Baby

The first weeks with your baby

Jaundice

Jaundice usually affects full-term babies. It appears 2 to 3 days after the baby is born; the baby’s skin will become yellow and the color will intensify by the hour. Commonly called newborns jaundice, the neonatal jaundice or neonatal hyperbilirubinemia affects 60% of full-term healthy babies and 80% of premature babies. It reaches its peak after 3 or 4 days and disappears after a week. It can last more than a week in premature children.

Jaundice is caused by the elevation of the bilirubin concentration in their blood. Bilirubin is the yellow breakdown of heme, a component of the red blood cells and is usually eliminated in the stools. Sometimes a too large amount of bilirubin is reabsorbed in the intestines and it causes jaundice.

Usually declared before leaving the hospital, jaundice can be detected by a blood test that will confirm its gravity. If you notice that your child’s skin is yellow when you go back home, contact your doctor or take your baby to the clinic. A more notable jaundice is usually found in infants who drink less or whose intestines are not working as well.

Usually, there is no special treatment for jaundice although in some cases, doctors can recommend phototherapy.
Back in foetal position

During these first few weeks of life, you will see that when your baby sleeps, they go back to their foetal position. Their natural instinct is bringing them back to this reassuring position. A lot of infants keep this habit for a while, especially when they are all curled up with their loving mother!

The umbilical cord

We call umbilical cord the tube that feeds your baby and links them to the placenta. When it is cut at birth, it is white. It dries and darkens as the days go by. The nurse ties it up with a big plastic clip to ensure coagulation. In time, it will dry up and heal to finally fall by itself after 7 to 30 days.

How to take care and clean the belly button and the rest of the umbilical cord
Clean the contour of the belly button with cotton or a cotton swab soaked in warm water several times a day until it healed completely. To prevent moisture and irritation, the belly button must always be dry and free of gauze or bandages. The rest of the cord can detach partially on a period of 2 to 3 days with or without a few drops of blood. If it only slightly leaks, it is not dangerous because the cord will fall off and its healing will continue normally. On the other hand, if a smelly discharge comes out of the belly button, you should contact your doctor.

The shape of their head

Your baby’s head will seem, at first, bigger and heavier than the rest of their body. It is only an illusion, but you should still manipulate their head very carefully and hold it in permanence. Make sure that your baby can move their head right and left. Stay alert and change the head’s side often when your baby sleeps to avoid a stiff neck.
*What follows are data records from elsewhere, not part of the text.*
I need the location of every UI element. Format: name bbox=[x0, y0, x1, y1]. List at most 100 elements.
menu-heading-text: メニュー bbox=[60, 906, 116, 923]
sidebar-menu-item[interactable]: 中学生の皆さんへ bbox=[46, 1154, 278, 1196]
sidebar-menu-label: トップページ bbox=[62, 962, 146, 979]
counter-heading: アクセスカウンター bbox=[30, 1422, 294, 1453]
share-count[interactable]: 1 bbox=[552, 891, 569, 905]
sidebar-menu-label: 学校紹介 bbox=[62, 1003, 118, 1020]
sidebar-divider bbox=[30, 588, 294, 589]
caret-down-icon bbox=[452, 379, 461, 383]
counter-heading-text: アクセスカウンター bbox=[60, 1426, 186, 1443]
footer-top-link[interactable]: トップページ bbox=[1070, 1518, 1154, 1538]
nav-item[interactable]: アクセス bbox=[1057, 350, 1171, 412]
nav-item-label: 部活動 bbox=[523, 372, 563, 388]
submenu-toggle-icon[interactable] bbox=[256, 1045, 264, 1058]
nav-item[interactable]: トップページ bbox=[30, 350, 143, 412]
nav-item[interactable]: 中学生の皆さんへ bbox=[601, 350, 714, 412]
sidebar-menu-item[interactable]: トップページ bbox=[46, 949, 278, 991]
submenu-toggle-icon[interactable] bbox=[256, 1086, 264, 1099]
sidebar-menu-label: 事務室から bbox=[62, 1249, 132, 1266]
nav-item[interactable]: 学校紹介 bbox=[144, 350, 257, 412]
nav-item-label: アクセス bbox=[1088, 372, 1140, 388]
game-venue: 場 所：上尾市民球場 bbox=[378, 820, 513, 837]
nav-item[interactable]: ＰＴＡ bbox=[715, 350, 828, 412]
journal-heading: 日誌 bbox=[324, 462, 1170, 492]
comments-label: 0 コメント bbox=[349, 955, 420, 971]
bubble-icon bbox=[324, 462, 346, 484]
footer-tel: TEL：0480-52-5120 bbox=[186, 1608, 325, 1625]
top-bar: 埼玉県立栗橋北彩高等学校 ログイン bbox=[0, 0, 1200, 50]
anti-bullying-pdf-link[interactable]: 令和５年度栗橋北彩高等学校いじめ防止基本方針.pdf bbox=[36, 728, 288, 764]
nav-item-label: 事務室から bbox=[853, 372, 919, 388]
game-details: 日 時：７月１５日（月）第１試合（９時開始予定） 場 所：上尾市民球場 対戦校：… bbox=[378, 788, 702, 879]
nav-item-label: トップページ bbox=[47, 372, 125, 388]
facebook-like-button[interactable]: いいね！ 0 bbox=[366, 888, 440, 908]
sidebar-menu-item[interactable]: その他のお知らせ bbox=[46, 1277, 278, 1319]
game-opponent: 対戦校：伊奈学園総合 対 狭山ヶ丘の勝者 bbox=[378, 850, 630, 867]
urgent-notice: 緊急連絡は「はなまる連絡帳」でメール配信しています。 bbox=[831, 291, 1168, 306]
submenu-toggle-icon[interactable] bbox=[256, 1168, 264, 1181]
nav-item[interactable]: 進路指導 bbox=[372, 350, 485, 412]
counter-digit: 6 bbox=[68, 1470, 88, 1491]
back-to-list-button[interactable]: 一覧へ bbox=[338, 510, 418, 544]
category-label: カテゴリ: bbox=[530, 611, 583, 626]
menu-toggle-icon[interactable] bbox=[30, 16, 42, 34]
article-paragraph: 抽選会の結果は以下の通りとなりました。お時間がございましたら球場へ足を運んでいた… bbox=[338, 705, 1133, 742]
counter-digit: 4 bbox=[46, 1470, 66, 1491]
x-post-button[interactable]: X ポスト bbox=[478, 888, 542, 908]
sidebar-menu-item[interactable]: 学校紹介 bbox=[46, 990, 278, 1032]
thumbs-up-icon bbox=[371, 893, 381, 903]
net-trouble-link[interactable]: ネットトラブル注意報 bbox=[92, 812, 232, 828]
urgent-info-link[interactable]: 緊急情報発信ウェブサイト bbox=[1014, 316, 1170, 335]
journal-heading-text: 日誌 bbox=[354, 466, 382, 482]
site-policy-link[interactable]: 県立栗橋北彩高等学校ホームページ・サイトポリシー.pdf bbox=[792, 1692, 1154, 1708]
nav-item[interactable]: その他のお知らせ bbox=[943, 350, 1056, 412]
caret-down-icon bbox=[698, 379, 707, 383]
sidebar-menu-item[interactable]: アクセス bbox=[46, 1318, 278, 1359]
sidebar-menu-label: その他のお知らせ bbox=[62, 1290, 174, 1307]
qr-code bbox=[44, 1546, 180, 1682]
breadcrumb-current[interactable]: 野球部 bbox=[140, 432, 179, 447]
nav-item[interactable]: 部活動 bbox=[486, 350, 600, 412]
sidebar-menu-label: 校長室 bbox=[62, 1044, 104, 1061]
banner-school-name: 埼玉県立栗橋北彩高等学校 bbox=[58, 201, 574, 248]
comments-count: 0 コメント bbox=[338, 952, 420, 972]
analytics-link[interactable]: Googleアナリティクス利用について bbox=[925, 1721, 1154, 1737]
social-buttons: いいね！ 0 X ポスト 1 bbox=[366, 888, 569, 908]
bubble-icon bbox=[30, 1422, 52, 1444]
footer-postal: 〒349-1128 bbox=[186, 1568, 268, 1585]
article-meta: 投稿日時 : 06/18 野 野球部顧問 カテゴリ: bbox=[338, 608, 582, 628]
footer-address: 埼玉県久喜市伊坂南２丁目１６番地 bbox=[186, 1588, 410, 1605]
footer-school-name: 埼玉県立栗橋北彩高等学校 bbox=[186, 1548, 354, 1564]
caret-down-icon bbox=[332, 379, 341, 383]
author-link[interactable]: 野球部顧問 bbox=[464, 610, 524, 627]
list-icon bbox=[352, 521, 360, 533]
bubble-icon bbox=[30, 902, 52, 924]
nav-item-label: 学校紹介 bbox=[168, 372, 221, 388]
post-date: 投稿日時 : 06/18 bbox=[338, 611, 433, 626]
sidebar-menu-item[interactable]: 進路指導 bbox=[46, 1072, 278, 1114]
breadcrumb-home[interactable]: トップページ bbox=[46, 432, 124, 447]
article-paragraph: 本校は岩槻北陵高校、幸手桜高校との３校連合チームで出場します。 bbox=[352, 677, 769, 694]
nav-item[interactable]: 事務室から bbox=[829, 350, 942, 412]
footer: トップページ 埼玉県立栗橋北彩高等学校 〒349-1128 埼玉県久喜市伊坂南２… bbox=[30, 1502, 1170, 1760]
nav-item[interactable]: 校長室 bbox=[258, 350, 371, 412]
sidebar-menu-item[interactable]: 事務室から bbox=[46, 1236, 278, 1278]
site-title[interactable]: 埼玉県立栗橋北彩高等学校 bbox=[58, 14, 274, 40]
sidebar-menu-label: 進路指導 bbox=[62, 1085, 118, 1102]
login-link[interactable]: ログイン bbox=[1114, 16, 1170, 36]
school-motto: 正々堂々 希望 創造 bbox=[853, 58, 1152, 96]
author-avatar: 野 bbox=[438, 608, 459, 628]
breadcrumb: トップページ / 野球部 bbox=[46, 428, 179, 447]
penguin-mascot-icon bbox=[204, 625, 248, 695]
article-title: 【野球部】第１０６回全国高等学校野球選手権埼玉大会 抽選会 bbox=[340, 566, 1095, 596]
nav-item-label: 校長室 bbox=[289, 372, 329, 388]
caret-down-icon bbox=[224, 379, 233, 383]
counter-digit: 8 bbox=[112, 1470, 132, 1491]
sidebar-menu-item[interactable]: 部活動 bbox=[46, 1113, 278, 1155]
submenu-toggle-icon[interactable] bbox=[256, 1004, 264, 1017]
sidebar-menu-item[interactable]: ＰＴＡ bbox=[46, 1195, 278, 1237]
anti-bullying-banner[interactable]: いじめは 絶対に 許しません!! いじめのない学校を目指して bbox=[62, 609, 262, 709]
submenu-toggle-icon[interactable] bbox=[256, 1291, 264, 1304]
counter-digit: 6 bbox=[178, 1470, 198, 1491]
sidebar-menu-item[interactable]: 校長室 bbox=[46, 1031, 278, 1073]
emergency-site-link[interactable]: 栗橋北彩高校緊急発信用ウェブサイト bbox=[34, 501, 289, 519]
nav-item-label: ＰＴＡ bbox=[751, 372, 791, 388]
Some manoeuvres performed during labor can temporarily change your baby’s head shape. Don’t worry; it will get back to its normal round shape after a few weeks.

At birth, the bones of their skull are not yet welded and are very flexible. At the top of the baby’s skull, there is a little diamond-shaped membrane. This soft spot that forms a little hollow when your baby sits is called the fontanel. It joins definitively at the age of 10 to 18 months.